I'd try to draw the line as follows:
Information retrieval is about finding something that already is part of your data, as fast as possible.
Machine learning are techniques to generalize existing knowledge to new data, as accurate as possible.
Data mining is primarly about discovering something hidden in your data, that you did not know before, as "new" as possible.
They intersect and often use techniques of one another. DM and IR both use index structures to accelerate processes. DM uses a lot of ML techniques, for example a pattern in the data set that is useful for generalization might be a new knowledge.
They are often hard to separate. Do yourself a favor and don't just go for the buzzwords. In my opinion the best way of distinguishing them is by their intention, as given above: find data, generalize to new data, find new properties of existing data.
您还可以添加模式识别和(计算?)统计作为与您提到的三个领域重叠的另外几个领域。
我想说它们之间没有明确的界限。他们的不同之处在于他们的历史和他们的侧重点。统计学强调数学严谨性,数据挖掘强调扩展到大型数据集,机器学习则介于两者之间。

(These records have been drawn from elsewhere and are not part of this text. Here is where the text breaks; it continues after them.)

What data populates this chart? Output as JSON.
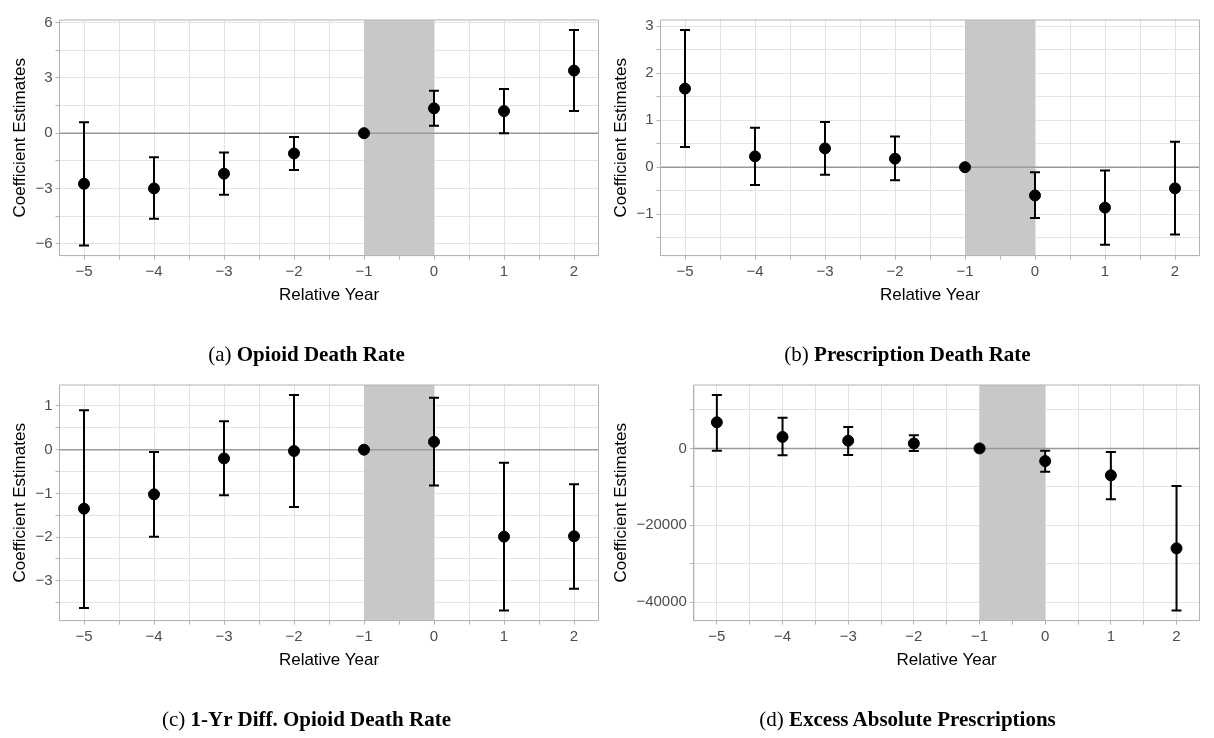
{
  "chart_data": [
    {
      "type": "scatter",
      "title": "(a) Opioid Death Rate",
      "xlabel": "Relative Year",
      "ylabel": "Coefficient Estimates",
      "marker": "circle",
      "grid": true,
      "xlim": [
        -5.35,
        2.35
      ],
      "xticks": [
        {
          "value": -5,
          "label": "−5"
        },
        {
          "value": -4.5,
          "label": null
        },
        {
          "value": -4,
          "label": "−4"
        },
        {
          "value": -3.5,
          "label": null
        },
        {
          "value": -3,
          "label": "−3"
        },
        {
          "value": -2.5,
          "label": null
        },
        {
          "value": -2,
          "label": "−2"
        },
        {
          "value": -1.5,
          "label": null
        },
        {
          "value": -1,
          "label": "−1"
        },
        {
          "value": -0.5,
          "label": null
        },
        0,
        {
          "value": 0.5,
          "label": null
        },
        1,
        {
          "value": 1.5,
          "label": null
        },
        2
      ],
      "ylim": [
        -6.65,
        6.15
      ],
      "yticks": [
        {
          "value": -6,
          "label": "−6"
        },
        {
          "value": -4.5,
          "label": null
        },
        {
          "value": -3,
          "label": "−3"
        },
        {
          "value": -1.5,
          "label": null
        },
        0,
        {
          "value": 1.5,
          "label": null
        },
        3,
        {
          "value": 4.5,
          "label": null
        },
        6
      ],
      "series": [
        {
          "color": "#000000",
          "x": [
            -5,
            -4,
            -3,
            -2,
            -1,
            0,
            1,
            2
          ],
          "values": [
            -2.75,
            -3.0,
            -2.2,
            -1.1,
            0,
            1.35,
            1.2,
            3.4
          ],
          "errors": [
            [
              -6.1,
              0.6
            ],
            [
              -4.65,
              -1.3
            ],
            [
              -3.35,
              -1.05
            ],
            [
              -2.0,
              -0.2
            ],
            null,
            [
              0.4,
              2.3
            ],
            [
              0.0,
              2.4
            ],
            [
              1.2,
              5.6
            ]
          ]
        }
      ],
      "ref_lines": [
        {
          "axis": "y",
          "value": 0,
          "color": "#999999"
        }
      ],
      "bands": [
        {
          "axis": "x",
          "from": -1,
          "to": 0,
          "color": "#c8c8c8"
        }
      ]
    },
    {
      "type": "scatter",
      "title": "(b) Prescription Death Rate",
      "xlabel": "Relative Year",
      "ylabel": "Coefficient Estimates",
      "marker": "circle",
      "grid": true,
      "xlim": [
        -5.35,
        2.35
      ],
      "xticks": [
        {
          "value": -5,
          "label": "−5"
        },
        {
          "value": -4.5,
          "label": null
        },
        {
          "value": -4,
          "label": "−4"
        },
        {
          "value": -3.5,
          "label": null
        },
        {
          "value": -3,
          "label": "−3"
        },
        {
          "value": -2.5,
          "label": null
        },
        {
          "value": -2,
          "label": "−2"
        },
        {
          "value": -1.5,
          "label": null
        },
        {
          "value": -1,
          "label": "−1"
        },
        {
          "value": -0.5,
          "label": null
        },
        0,
        {
          "value": 0.5,
          "label": null
        },
        1,
        {
          "value": 1.5,
          "label": null
        },
        2
      ],
      "ylim": [
        -1.88,
        3.13
      ],
      "yticks": [
        {
          "value": -1.5,
          "label": null
        },
        {
          "value": -1,
          "label": "−1"
        },
        {
          "value": -0.5,
          "label": null
        },
        0,
        {
          "value": 0.5,
          "label": null
        },
        1,
        {
          "value": 1.5,
          "label": null
        },
        2,
        {
          "value": 2.5,
          "label": null
        },
        3
      ],
      "series": [
        {
          "color": "#000000",
          "x": [
            -5,
            -4,
            -3,
            -2,
            -1,
            0,
            1,
            2
          ],
          "values": [
            1.67,
            0.23,
            0.4,
            0.18,
            0,
            -0.6,
            -0.86,
            -0.45
          ],
          "errors": [
            [
              0.43,
              2.92
            ],
            [
              -0.38,
              0.84
            ],
            [
              -0.16,
              0.96
            ],
            [
              -0.28,
              0.65
            ],
            null,
            [
              -1.08,
              -0.11
            ],
            [
              -1.65,
              -0.07
            ],
            [
              -1.43,
              0.54
            ]
          ]
        }
      ],
      "ref_lines": [
        {
          "axis": "y",
          "value": 0,
          "color": "#999999"
        }
      ],
      "bands": [
        {
          "axis": "x",
          "from": -1,
          "to": 0,
          "color": "#c8c8c8"
        }
      ]
    },
    {
      "type": "scatter",
      "title": "(c) 1-Yr Diff. Opioid Death Rate",
      "xlabel": "Relative Year",
      "ylabel": "Coefficient Estimates",
      "marker": "circle",
      "grid": true,
      "xlim": [
        -5.35,
        2.35
      ],
      "xticks": [
        {
          "value": -5,
          "label": "−5"
        },
        {
          "value": -4.5,
          "label": null
        },
        {
          "value": -4,
          "label": "−4"
        },
        {
          "value": -3.5,
          "label": null
        },
        {
          "value": -3,
          "label": "−3"
        },
        {
          "value": -2.5,
          "label": null
        },
        {
          "value": -2,
          "label": "−2"
        },
        {
          "value": -1.5,
          "label": null
        },
        {
          "value": -1,
          "label": "−1"
        },
        {
          "value": -0.5,
          "label": null
        },
        0,
        {
          "value": 0.5,
          "label": null
        },
        1,
        {
          "value": 1.5,
          "label": null
        },
        2
      ],
      "ylim": [
        -3.91,
        1.48
      ],
      "yticks": [
        {
          "value": -3.5,
          "label": null
        },
        {
          "value": -3,
          "label": "−3"
        },
        {
          "value": -2.5,
          "label": null
        },
        {
          "value": -2,
          "label": "−2"
        },
        {
          "value": -1.5,
          "label": null
        },
        {
          "value": -1,
          "label": "−1"
        },
        {
          "value": -0.5,
          "label": null
        },
        0,
        {
          "value": 0.5,
          "label": null
        },
        1
      ],
      "series": [
        {
          "color": "#000000",
          "x": [
            -5,
            -4,
            -3,
            -2,
            -1,
            0,
            1,
            2
          ],
          "values": [
            -1.35,
            -1.02,
            -0.2,
            -0.03,
            0,
            0.18,
            -1.99,
            -1.98
          ],
          "errors": [
            [
              -3.62,
              0.9
            ],
            [
              -1.99,
              -0.05
            ],
            [
              -1.04,
              0.65
            ],
            [
              -1.31,
              1.25
            ],
            null,
            [
              -0.82,
              1.19
            ],
            [
              -3.68,
              -0.3
            ],
            [
              -3.18,
              -0.79
            ]
          ]
        }
      ],
      "ref_lines": [
        {
          "axis": "y",
          "value": 0,
          "color": "#999999"
        }
      ],
      "bands": [
        {
          "axis": "x",
          "from": -1,
          "to": 0,
          "color": "#c8c8c8"
        }
      ]
    },
    {
      "type": "scatter",
      "title": "(d) Excess Absolute Prescriptions",
      "xlabel": "Relative Year",
      "ylabel": "Coefficient Estimates",
      "marker": "circle",
      "grid": true,
      "xlim": [
        -5.35,
        2.35
      ],
      "xticks": [
        {
          "value": -5,
          "label": "−5"
        },
        {
          "value": -4.5,
          "label": null
        },
        {
          "value": -4,
          "label": "−4"
        },
        {
          "value": -3.5,
          "label": null
        },
        {
          "value": -3,
          "label": "−3"
        },
        {
          "value": -2.5,
          "label": null
        },
        {
          "value": -2,
          "label": "−2"
        },
        {
          "value": -1.5,
          "label": null
        },
        {
          "value": -1,
          "label": "−1"
        },
        {
          "value": -0.5,
          "label": null
        },
        0,
        {
          "value": 0.5,
          "label": null
        },
        1,
        {
          "value": 1.5,
          "label": null
        },
        2
      ],
      "ylim": [
        -44800,
        16500
      ],
      "yticks": [
        {
          "value": -40000,
          "label": "−40000"
        },
        {
          "value": -30000,
          "label": null
        },
        {
          "value": -20000,
          "label": "−20000"
        },
        {
          "value": -10000,
          "label": null
        },
        0,
        {
          "value": 10000,
          "label": null
        }
      ],
      "series": [
        {
          "color": "#000000",
          "x": [
            -5,
            -4,
            -3,
            -2,
            -1,
            0,
            1,
            2
          ],
          "values": [
            6800,
            3000,
            2000,
            1300,
            0,
            -3300,
            -7000,
            -26000
          ],
          "errors": [
            [
              -600,
              13900
            ],
            [
              -1800,
              8000
            ],
            [
              -1700,
              5600
            ],
            [
              -700,
              3400
            ],
            null,
            [
              -6100,
              -600
            ],
            [
              -13200,
              -900
            ],
            [
              -42200,
              -9800
            ]
          ]
        }
      ],
      "ref_lines": [
        {
          "axis": "y",
          "value": 0,
          "color": "#999999"
        }
      ],
      "bands": [
        {
          "axis": "x",
          "from": -1,
          "to": 0,
          "color": "#c8c8c8"
        }
      ]
    }
  ]
}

You can also add pattern recognition and (computational?) statistics as another couple of areas that overlap with the three you mentioned.
I'd say there is no well-defined line between them. What separates them is their history and their emphases. Statistics emphasizes mathematical rigor, data mining emphasizes scaling to large datasets, ML is somewhere in between.
数据挖掘是关于发现隐藏的模式或未知的知识,这些知识可以被用来
供人们决策。
机器学习是关于学习模型来对新对象进行分类。
Data mining is about discovering hidden patterns or unknown knowledge, which can be used
for decision making by people.
Machine learning is about learning a model to classify new objects.